Aborted Hudson rail tunnel project could benefit new effort
A Hudson River rail tunnel project that cost New Jersey millions of dollars and ignited a political firestorm when it was canceled five years ago could wind up benefiting a similar effort that is in its early phases.
Amtrak's estimated $20 billion Gateway project to increase capacity and relieve congestion on its Northeast Corridor between Boston and Washington, D.C., could be expedited if the decision is made to follow the route that was to be used for the Access to the Region's Core, or ARC. That project was canceled by New Jersey Gov. Chris Christie in October 2010 amid fears of cost overruns.
At a Monday panel discussion hosted by a trade group, Amtrak officials presented a draft map of the area in northern New Jersey that will be the focus of studies for the new tunnel.
The northern edge of the map follows the existing rail line as it travels east, going under the Palisades in North Bergen and under the Hudson River into New York.
A shaded portion of the study area diverges from the current line and heads southeast, to a different point under the Palisades before it goes under the river.
That route was to be used for the ARC tunnel and has already received the required environmental approvals, said Petra Messick, Amtrak's infrastructure planning manager who discussed the project Monday at an event hosted by the General Contractors Association of New York.
"I think everyone involved in the project recognizes the advantage of using as much of the ARC alignment as is feasible," Messick said.
Messick couldn't estimate how much time or money might be saved by using the ARC route. The current estimate for environmental studies for the tunnel is three to four years, she told the gathering Monday. The tunnel is projected to take at least until 2025 to be completed.
New Jersey Transit is overseeing the environmental review process.
"While Gateway is one potential alignment, during the process, there may be alternative alignments in need of review from an environmental impact standpoint," NJ Transit spokeswoman Nancy Snyder said. "The previous designs, geotechnical studies and real estate easements have value and will be beneficial to the extent they can inform the Hudson Tunnels project."

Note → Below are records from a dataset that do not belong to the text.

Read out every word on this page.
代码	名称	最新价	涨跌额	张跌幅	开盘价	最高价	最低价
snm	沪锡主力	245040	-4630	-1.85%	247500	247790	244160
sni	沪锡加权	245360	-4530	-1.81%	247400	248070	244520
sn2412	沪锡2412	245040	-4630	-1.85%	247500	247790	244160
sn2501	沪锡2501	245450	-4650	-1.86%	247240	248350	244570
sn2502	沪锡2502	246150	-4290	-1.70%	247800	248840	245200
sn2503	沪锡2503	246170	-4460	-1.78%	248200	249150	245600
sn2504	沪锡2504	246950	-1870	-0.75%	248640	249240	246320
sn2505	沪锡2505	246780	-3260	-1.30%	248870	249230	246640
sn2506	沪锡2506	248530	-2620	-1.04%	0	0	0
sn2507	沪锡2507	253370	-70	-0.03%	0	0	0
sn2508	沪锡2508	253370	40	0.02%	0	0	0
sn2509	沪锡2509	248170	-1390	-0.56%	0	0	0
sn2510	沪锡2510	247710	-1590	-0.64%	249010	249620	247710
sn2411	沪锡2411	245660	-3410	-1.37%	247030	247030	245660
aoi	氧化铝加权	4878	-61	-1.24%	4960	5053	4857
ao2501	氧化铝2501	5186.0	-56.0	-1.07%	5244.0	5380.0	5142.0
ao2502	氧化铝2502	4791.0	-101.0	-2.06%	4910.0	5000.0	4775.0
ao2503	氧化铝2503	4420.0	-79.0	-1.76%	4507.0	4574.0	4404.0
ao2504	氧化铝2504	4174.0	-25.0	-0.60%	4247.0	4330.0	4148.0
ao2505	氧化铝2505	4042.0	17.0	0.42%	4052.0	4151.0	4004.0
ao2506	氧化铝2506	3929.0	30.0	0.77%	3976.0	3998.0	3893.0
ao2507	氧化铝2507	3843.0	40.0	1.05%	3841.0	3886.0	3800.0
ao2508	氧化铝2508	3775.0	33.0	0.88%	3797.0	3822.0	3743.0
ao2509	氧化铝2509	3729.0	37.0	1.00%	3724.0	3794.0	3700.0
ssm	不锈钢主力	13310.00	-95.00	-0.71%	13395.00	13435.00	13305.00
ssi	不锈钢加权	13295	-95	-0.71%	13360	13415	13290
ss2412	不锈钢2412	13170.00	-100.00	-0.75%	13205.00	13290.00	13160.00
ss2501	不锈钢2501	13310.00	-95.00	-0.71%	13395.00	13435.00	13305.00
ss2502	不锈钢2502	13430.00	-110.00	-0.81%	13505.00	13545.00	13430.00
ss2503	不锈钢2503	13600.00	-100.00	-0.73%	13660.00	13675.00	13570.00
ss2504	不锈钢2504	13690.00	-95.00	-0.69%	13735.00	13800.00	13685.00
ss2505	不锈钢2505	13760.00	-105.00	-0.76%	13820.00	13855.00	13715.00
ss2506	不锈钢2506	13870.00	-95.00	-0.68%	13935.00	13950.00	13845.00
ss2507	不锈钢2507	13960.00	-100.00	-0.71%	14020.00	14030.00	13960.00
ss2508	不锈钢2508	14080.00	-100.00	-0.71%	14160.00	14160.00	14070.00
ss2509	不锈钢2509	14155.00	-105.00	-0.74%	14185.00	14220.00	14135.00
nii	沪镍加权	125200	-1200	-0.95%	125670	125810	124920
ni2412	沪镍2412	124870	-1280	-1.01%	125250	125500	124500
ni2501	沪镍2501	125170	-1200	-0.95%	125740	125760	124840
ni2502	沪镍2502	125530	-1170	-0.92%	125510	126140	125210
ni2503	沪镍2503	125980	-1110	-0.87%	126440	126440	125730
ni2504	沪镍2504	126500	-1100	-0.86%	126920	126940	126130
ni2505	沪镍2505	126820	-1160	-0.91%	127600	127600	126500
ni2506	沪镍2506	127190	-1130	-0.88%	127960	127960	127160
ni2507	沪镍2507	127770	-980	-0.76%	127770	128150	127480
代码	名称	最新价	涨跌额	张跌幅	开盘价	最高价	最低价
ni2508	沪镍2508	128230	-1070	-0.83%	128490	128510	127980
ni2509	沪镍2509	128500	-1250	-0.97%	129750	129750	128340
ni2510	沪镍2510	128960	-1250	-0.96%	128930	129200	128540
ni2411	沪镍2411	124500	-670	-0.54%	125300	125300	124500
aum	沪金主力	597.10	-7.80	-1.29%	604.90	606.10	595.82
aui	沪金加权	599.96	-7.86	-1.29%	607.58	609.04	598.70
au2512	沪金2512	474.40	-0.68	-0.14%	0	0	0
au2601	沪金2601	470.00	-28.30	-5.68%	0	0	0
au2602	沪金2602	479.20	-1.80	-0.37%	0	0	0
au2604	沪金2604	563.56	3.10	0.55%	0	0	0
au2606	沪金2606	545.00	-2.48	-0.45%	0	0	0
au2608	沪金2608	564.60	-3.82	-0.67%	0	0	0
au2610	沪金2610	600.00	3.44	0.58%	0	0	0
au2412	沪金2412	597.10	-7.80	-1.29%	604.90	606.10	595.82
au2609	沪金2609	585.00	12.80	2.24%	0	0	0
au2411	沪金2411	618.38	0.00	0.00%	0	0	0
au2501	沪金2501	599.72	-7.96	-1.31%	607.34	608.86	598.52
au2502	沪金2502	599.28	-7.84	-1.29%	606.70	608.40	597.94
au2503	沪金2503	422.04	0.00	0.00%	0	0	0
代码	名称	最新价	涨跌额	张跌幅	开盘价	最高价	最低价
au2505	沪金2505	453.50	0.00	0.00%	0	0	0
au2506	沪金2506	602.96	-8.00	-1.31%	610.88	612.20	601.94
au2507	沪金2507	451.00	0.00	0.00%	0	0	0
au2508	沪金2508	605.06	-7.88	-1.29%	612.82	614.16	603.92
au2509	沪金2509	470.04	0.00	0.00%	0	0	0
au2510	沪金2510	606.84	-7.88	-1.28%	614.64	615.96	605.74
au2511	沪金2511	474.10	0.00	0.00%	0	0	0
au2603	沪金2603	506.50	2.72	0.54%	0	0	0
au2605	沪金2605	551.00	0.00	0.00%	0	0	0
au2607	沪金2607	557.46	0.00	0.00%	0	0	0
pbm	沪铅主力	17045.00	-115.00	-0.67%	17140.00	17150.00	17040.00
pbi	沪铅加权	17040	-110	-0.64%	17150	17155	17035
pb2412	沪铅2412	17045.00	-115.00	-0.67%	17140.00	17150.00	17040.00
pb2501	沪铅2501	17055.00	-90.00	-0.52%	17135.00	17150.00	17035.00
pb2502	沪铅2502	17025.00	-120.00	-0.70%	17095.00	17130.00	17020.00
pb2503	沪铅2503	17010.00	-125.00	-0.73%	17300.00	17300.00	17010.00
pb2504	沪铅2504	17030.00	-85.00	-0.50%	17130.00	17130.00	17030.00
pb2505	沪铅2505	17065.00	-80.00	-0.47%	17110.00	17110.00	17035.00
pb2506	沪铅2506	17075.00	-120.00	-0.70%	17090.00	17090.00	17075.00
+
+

The existing Hudson River rail tunnel, with one track in each direction, is 105 years old and is the source of regular electrical problems due to age and saltwater damage from Superstorm Sandy in 2012. It has a peak capacity of 24 trains per hour and is considered ill-equipped to handle projected ridership increases in coming decades.
More than $500 million was spent on engineering, environmental studies and construction for the ARC project before Christie pulled the plug over concerns New Jersey would be responsible for overruns he estimated at as much as $5 billion. The project initially was estimated at $8.7 billion.
New Jersey's Democratic congressmen who had pushed for the tunnel, notably the late Sen. Frank Lautenberg, harshly criticized Christie. The federal government initially sought to force New Jersey to pay back $271 million the state had spent on the project, but that figure was negotiated down to about $95 million.
Christie and New York Gov. Andrew Cuomo have said they will endorse a plan that allows the states to pay for half the cost if the government picks up the other half. Transportation Secretary Anthony Foxx said last month the states have to reach consensus on the scope of the project before the government can commit funding.